Piangeva ininterrottamente da ventiquattrore e più si diceva basta lacrime, più queste prendevano a scendere, quasi a irridere la sua volontà.
Tre eventi apparentemente e insignificanti, o almeno così poteva apparire al resto del mondo,l’avevano gettata in uno sconfortante circolo vizioso di pensieri negativi.
Probabilmente era anche vero che non poteva sforzarsi a fare qualcosa di cui aveva paura, ma in ogni caso, se non avesse nemmeno provato avrebbe perso in partenza. Come si può aver paura di un pranzo in agriturismo per il compleanno della propria amica?

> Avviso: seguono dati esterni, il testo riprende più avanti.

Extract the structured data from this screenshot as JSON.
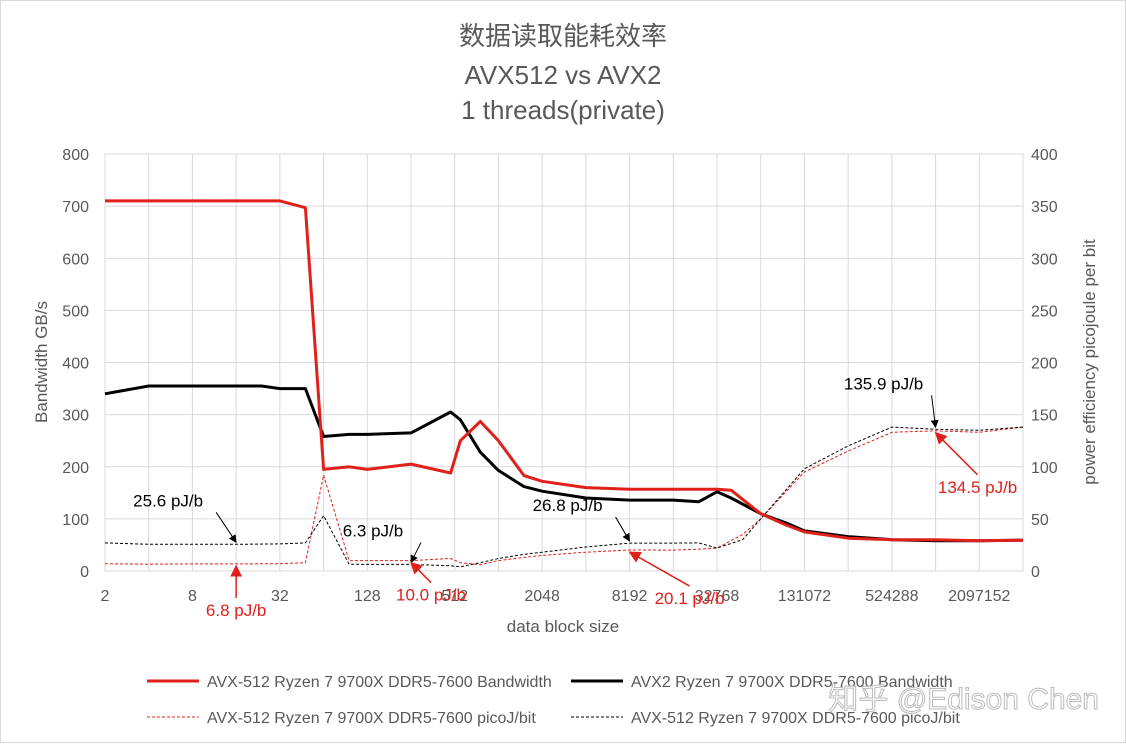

A chi le chiedeva perché lavorasse con i bambini autistici avrebbe voluto rispondere con quell’esempio. Lei si rispecchiava spesso nei loro occhi, quando ogni minimo cambiamento può essere talmente traumatizzante da mandare a fan culo mesi di lavoro, quando non riuscire a tirar fuori un semplice sentimento o una singola parola fa così male da far esplodere crisi di panico e rabbia. Lei sentiva l’odore della paura e la piccola mano di T, che cercava la sua, nel loro linguaggio silenzioso significava “non ce la faccio, aiutami”, beh, quella era una delle sue telefonate mute e le carezze a quel bambino così “strano” ma immensamente bello nella sua eccezione, erano anche un po’ per la sua anima.
“E adesso non piangere più” , si ripeteva, “andrà tutto bene, prima o poi”.